(The Center Square) – A Republican lawmaker filed legislation on Tuesday that would reclassify school sports into five groupings as an ideological fight plays out across the state over transgender participation in athletics.
Sen. Phil Fortunato, R-Auburn, filed Senate Bill 5012 on Tuesday ahead of the 2025 legislative session next month. While his last effort failed in 2023, he said this approach is another “logical” and “common sense solution” to protect female athletes and keep student athletics fair.
If approved, the bill would split participation into five groups based on chromosomal makeup and self-identified gender, allow schools to determine eligibility based on medical records, and allow students and districts to sue for injunctive relief up to two years after any alleged harm.
“This bill addressing that issue is not radical,” Fortunato told The Center Square. “It’s kind of a common sense solution to a perceived problem that was created by this radical agenda.”
Fortunato’s proposal follows several school districts across the state adopting resolutions that call on the Legislature to limit participation based on a student’s biological sex. Some asked the state to create new classes, as this bill endeavors to do, to keep a level playing field.
Proponents of the resolutions say transgender participation undermines female sports as biological males inherently have the upper hand. Meanwhile, opponents paint the measures as marginalizing transgender and nonbinary students, robbing them of a sense of belonging.
The most significant piece of SB 5012 would split participation into five groups: one for students with the same sex chromosomes, XX, who identify as female; one for those with the same chromosomes, XX, who identify as male; another two groups for students with different kinds of chromosomes, XY, who identify as a male or female, with the last for those who don’t fit into any category.
However, Fortunato doesn’t think the bill would lead to anyone participating in the new groups; he said it will just push transgender and nonbinary students to participate with their biological sex.
“I don’t understand what’s unfair about this,” Fortunato said. “What’s radical is men competing in girls’ sports.”

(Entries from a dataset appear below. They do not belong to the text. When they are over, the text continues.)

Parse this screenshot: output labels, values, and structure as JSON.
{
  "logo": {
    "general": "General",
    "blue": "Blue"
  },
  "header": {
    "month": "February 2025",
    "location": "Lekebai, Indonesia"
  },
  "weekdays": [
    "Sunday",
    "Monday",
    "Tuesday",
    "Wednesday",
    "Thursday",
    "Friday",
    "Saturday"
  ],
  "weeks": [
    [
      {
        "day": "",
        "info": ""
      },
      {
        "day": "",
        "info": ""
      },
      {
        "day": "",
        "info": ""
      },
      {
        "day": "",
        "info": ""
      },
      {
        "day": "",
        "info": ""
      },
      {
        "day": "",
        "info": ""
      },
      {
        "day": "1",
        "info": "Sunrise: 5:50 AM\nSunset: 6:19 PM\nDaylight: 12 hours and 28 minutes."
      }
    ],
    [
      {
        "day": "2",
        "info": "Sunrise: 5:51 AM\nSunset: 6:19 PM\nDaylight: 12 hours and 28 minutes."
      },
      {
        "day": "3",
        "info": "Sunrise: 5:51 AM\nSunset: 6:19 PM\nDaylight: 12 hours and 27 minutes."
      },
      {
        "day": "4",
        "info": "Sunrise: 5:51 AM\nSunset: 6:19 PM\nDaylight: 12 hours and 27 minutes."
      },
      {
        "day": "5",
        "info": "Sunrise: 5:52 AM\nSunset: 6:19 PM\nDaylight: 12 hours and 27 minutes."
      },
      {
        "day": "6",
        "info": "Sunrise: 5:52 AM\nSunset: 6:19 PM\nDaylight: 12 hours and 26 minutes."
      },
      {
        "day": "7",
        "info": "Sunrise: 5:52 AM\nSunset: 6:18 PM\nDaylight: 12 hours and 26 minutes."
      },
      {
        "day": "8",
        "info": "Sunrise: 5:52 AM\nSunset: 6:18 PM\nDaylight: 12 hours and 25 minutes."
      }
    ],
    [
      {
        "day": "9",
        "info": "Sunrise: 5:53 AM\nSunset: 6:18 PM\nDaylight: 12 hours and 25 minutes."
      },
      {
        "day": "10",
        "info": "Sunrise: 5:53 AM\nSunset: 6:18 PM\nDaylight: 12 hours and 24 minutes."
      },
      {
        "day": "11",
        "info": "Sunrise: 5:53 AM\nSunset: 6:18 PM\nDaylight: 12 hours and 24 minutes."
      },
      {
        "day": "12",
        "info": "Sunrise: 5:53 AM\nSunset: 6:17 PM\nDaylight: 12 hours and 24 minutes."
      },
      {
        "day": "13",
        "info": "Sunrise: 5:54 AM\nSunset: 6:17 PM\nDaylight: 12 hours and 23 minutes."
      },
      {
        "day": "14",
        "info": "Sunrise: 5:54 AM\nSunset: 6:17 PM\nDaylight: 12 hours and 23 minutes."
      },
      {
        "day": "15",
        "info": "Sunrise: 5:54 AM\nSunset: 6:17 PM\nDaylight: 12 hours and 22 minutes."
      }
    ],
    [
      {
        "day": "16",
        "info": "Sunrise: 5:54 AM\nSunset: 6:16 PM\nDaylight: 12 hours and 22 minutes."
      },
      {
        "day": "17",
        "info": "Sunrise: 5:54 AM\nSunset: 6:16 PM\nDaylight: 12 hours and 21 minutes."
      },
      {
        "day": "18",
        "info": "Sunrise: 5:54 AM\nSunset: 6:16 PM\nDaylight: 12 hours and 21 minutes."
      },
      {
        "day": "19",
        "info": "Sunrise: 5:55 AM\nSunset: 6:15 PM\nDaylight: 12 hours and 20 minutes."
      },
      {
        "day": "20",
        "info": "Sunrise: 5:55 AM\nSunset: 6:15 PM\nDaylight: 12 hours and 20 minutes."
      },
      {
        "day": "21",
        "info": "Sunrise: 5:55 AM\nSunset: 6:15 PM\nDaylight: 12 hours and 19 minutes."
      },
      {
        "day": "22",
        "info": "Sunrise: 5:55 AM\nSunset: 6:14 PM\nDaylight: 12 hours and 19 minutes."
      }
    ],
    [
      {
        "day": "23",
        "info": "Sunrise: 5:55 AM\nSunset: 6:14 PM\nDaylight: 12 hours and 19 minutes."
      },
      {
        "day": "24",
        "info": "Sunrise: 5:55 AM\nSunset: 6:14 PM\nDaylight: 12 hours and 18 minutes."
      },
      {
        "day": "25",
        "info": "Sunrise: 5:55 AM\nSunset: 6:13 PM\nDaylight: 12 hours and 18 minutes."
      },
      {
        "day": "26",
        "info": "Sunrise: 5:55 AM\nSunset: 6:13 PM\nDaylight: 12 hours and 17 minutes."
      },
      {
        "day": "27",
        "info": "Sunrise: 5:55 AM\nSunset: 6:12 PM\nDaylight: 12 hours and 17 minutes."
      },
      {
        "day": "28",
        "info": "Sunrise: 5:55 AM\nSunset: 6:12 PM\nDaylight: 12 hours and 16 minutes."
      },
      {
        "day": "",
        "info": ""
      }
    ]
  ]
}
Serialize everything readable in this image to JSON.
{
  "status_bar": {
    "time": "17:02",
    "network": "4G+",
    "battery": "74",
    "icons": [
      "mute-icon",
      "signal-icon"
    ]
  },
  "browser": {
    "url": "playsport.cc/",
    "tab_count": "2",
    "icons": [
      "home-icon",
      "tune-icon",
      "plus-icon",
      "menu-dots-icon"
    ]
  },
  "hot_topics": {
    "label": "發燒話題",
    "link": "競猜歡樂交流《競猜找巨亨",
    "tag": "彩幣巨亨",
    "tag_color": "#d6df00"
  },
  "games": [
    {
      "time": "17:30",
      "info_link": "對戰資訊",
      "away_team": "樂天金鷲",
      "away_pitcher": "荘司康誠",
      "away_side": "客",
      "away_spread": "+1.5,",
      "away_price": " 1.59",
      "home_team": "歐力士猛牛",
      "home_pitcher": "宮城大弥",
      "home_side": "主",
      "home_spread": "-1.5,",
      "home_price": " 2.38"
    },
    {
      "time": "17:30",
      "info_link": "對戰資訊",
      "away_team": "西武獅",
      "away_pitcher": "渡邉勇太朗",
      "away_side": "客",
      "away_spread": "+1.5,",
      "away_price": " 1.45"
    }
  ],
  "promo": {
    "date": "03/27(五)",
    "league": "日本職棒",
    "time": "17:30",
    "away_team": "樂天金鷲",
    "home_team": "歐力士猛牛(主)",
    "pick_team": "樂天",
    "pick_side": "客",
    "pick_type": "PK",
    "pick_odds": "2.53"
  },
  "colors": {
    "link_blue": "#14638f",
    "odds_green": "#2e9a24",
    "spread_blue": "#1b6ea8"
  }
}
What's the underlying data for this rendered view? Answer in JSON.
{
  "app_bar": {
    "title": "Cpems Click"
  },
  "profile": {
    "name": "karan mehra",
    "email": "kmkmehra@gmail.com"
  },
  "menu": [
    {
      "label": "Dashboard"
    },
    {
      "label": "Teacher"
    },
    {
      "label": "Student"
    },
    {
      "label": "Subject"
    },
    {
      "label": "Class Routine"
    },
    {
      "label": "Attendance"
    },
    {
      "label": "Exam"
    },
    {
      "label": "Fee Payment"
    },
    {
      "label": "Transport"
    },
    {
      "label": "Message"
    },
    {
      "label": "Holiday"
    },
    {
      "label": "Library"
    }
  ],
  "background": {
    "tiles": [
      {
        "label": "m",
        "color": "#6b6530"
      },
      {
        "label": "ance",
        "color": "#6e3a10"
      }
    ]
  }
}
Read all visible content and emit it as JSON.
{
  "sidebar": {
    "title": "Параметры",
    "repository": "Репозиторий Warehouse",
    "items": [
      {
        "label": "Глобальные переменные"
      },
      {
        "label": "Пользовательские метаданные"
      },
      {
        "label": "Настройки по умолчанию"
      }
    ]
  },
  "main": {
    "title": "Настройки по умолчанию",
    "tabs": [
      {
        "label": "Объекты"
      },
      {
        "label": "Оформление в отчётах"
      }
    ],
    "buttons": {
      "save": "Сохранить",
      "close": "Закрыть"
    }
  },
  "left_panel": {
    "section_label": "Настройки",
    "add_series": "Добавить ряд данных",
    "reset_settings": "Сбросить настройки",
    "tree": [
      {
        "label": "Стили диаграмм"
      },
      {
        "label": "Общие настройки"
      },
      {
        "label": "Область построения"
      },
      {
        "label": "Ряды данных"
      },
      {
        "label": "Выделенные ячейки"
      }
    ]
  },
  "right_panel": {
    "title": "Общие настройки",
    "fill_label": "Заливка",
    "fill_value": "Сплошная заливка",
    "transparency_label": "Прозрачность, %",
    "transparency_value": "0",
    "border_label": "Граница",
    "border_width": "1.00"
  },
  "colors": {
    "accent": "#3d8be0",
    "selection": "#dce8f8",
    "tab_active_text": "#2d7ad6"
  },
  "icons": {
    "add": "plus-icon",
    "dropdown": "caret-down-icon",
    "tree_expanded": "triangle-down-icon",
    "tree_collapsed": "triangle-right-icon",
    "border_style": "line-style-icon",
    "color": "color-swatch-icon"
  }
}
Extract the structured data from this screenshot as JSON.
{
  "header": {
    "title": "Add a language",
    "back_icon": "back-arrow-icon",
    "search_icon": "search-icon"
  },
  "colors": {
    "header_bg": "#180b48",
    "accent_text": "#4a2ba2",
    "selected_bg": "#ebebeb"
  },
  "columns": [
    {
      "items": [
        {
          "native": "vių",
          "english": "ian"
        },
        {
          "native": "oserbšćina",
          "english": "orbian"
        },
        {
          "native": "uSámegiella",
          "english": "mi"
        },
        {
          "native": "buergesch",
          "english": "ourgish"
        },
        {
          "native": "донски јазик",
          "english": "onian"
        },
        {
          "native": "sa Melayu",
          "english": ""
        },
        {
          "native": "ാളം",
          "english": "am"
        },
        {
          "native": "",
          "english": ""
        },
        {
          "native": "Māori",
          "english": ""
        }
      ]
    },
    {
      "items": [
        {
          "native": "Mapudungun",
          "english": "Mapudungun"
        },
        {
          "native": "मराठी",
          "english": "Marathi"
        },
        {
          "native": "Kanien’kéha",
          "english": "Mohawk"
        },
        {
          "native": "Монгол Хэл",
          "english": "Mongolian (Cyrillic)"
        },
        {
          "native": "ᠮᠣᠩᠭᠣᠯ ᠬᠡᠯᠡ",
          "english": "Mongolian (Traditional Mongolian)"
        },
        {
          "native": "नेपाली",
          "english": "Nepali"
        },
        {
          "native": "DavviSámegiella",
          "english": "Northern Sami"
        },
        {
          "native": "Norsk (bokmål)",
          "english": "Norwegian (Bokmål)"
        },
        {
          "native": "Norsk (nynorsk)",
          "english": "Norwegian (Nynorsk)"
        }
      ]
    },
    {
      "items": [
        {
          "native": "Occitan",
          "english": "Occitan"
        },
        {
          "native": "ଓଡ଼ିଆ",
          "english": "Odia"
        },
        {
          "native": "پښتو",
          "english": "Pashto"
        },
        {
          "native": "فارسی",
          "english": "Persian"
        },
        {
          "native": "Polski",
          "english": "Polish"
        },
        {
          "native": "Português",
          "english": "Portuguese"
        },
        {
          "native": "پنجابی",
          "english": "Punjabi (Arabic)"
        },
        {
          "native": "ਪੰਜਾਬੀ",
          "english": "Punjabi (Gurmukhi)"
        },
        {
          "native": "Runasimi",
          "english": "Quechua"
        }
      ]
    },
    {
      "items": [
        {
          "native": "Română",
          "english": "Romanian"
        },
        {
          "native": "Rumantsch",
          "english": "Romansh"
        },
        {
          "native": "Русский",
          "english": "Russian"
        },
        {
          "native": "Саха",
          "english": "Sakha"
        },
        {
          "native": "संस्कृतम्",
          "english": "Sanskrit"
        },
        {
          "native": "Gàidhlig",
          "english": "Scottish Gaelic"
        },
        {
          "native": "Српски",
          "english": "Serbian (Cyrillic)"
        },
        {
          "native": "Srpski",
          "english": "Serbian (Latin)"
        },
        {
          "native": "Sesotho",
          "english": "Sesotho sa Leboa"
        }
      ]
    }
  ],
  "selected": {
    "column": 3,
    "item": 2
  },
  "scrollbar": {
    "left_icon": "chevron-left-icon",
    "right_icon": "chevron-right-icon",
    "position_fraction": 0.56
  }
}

While the bill, if passed, would direct the entire state to adopt the new groupings, altering the historic landscape of school sports, Fortunato doesn’t think there will be any financial impact.
“I don’t see why that would be, other than you would have to have two extra trophies,” he said.
When Fortunato pushed the legislation in 2023, it never went before a committee for a hearing, the first step toward passing any bill. The committee chair controls what measures get a hearing, meaning a Democrat leader could sideline Republican proposals altogether.
He’s hoping that since districts across the state are now adopting resolutions calling for just this, Democrats will be more willing to give it a hearing this time. Fortunato doesn’t expect it to pass or receive much, if any at all, bipartisan support; it’s about sending a message from his constituency.
“That’s what puts the pressure on,” he said.
The rules would not apply to student athletics for grades K-6, if approved.